Но сегодня, однако, ему было не по себе. На тридцать четвертом шаге по коридору, где линии на стене переплетались чередой узких спиралей, астропат миновал обрывок памяти, оставленный старшим астропатом Святосталью. Краткий отзвук тонкого, как бумага, голоса пожилой женщины раздался в не-слухе псайкера, и в воздухе острым ножом повисло негодование. Святосталь размышляла о посланнике, человеке, явившемся, по её мнению, от Хозяев Мясных кукол, так называемых Поляристов. Этого «господина Лоджена» блокировали на борту его дромона в Третичном доке, не позволяя ступить на станцию.
Каппема почувствовал, как гневное проклятие, произнесенное Святосталью полдня назад, лезет к нему на язык. Затем астропат прошел место, где пси-отпечаток ощущался сильнее всего, и машинально проделал расслабляющее упражнение, которое помогло выбросить из головы эту вспышку ярости.

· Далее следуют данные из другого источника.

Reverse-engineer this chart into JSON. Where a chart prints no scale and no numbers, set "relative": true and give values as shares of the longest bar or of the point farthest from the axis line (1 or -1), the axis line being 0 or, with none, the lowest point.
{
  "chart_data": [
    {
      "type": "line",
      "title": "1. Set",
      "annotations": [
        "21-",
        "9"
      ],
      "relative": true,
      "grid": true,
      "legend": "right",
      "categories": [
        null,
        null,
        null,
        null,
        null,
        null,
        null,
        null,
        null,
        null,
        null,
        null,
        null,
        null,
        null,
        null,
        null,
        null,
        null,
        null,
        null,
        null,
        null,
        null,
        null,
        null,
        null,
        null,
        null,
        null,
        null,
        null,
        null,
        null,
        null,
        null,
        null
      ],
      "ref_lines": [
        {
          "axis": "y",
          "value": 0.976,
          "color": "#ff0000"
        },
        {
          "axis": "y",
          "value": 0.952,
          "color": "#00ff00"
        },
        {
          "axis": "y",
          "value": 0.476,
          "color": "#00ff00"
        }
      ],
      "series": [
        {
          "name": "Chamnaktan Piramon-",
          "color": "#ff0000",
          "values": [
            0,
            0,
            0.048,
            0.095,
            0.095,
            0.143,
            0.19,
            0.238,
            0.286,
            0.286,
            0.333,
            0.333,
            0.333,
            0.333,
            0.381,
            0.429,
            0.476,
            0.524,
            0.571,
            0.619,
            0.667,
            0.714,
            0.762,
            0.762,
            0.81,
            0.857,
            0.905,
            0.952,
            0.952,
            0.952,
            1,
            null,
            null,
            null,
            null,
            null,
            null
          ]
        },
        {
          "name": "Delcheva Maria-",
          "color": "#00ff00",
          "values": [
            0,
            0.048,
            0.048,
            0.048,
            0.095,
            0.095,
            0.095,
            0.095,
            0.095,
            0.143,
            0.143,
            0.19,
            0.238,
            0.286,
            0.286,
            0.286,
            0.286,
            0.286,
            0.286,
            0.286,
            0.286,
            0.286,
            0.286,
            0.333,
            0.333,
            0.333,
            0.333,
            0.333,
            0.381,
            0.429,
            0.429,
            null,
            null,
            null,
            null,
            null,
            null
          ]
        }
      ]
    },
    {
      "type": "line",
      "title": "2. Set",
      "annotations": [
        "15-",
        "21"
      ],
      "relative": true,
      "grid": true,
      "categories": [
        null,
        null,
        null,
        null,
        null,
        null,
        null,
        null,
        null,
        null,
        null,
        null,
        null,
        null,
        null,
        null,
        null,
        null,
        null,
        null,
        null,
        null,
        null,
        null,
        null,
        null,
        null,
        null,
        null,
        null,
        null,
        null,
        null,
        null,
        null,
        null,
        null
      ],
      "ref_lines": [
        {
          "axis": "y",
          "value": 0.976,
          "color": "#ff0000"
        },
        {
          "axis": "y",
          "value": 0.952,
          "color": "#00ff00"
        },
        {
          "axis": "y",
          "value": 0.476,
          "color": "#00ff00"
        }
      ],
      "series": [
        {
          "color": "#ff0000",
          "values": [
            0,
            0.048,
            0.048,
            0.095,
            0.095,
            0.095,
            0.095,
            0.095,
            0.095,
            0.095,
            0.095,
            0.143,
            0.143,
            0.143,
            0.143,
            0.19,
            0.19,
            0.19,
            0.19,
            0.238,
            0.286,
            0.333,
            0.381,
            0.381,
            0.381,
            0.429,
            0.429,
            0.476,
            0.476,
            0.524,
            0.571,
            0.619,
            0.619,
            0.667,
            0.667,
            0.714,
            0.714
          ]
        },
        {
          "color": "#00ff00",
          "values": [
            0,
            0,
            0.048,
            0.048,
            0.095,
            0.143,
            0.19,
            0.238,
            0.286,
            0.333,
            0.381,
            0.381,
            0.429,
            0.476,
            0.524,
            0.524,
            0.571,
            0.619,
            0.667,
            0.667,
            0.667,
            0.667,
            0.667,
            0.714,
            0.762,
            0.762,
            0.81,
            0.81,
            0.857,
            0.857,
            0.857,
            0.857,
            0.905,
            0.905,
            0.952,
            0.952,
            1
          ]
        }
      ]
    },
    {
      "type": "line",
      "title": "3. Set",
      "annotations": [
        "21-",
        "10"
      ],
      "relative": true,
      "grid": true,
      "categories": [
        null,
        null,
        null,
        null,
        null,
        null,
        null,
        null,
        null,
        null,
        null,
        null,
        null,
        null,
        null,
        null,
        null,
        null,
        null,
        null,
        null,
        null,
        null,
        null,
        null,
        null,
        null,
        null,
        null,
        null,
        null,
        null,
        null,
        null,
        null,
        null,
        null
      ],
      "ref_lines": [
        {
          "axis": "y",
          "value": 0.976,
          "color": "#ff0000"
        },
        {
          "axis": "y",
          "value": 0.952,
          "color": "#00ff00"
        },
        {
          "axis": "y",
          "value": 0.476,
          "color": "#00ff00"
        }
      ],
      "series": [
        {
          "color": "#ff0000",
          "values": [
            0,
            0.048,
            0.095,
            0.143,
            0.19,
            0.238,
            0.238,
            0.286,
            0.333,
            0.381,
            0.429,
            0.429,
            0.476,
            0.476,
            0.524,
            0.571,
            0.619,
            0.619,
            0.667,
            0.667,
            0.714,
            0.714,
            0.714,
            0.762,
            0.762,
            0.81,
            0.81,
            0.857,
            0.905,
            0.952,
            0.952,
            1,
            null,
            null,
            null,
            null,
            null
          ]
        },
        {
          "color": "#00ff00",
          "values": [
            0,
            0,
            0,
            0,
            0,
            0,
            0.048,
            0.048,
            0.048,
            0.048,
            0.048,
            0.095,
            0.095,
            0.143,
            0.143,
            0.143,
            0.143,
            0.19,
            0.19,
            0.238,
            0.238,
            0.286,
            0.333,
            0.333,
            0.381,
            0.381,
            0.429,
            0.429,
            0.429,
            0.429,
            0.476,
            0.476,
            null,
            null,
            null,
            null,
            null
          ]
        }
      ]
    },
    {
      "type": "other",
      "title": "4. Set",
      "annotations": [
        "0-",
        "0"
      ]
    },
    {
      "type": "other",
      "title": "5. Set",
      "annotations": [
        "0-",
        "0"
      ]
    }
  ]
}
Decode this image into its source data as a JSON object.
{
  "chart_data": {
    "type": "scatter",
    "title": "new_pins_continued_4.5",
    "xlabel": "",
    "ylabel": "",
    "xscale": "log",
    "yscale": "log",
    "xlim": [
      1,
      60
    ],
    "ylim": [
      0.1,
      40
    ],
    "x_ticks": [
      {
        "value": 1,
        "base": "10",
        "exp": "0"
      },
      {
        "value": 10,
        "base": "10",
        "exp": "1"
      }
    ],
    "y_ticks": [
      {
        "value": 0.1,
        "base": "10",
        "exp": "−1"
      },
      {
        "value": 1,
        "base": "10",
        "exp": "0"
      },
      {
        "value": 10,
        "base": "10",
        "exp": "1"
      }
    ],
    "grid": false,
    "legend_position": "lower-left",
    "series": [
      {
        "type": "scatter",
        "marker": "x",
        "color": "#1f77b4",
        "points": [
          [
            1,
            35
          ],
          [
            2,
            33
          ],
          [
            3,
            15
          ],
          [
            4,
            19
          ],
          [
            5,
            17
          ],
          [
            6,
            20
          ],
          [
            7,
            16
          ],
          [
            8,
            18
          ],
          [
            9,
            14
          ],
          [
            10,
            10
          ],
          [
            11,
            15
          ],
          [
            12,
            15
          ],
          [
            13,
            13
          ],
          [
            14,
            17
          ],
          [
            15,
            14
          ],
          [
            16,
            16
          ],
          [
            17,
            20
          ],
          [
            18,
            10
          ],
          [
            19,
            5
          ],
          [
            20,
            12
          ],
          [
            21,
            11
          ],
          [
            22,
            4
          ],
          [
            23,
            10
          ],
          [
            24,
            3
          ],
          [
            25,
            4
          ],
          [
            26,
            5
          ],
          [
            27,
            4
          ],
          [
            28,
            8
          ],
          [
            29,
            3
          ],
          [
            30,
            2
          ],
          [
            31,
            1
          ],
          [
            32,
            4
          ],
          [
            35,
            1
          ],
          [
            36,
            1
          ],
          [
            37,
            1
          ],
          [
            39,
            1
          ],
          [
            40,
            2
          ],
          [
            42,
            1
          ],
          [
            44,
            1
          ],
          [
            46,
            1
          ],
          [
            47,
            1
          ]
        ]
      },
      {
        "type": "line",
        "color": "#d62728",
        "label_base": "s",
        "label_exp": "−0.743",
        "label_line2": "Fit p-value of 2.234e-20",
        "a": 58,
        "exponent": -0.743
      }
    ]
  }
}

Разобравшись с ней, Каппема смог сосредоточиться на длинной череде мысленных следов, наполненных странными пляшущими гармониками, характерными для Мехлио. Женщина хорошо фокусировала сознание и надежно поддерживала дисциплину, поэтому обычно не оставляла за собой такого сильного отпечатка собственного присутствия. В следах присутствовала тревога, – если Святосталь гневалась на посланника, то Мехлио он беспокоил, – но также имелись оттенки дезориентации и почти возбужденного ожидания. Она провела в Башне достаточно времени, чтобы помнить о Торме Иланте, и радовалась, что Иланта возвращается сюда.
Каппема успел улыбнуться до того, как ему пришлось собраться и защитить свои мысли. Навстречу по коридору шагала колонна хористов, слишком плотно окутанных горелой ментальной вонью собственной усталости, чтобы обратить на него хоть какое-то внимание. Астропат ощутил клубящиеся облака их сознаний, когда надзиратели хора дернули подопечных за ремни, заставляя цепочку прижаться к дальней стене.
Но коридор был настолько узок, что даже при этом Каппема задел плечом кого-то из них и на мгновение коснулся разума псайкера, считанные часы назад помогавшего ему проникнуть в варп. Это было юное сознание, мужское, пронизанное странными отголосками незнакомого психического хора – какое-то старое задание? Сообщение, незашифрованное, брошенное через Имматериум в сторону ждущих умов на Дарроде и Энле III. Послание настолько простое, что фрагменты его до сих пор болтались в мыслях хористов.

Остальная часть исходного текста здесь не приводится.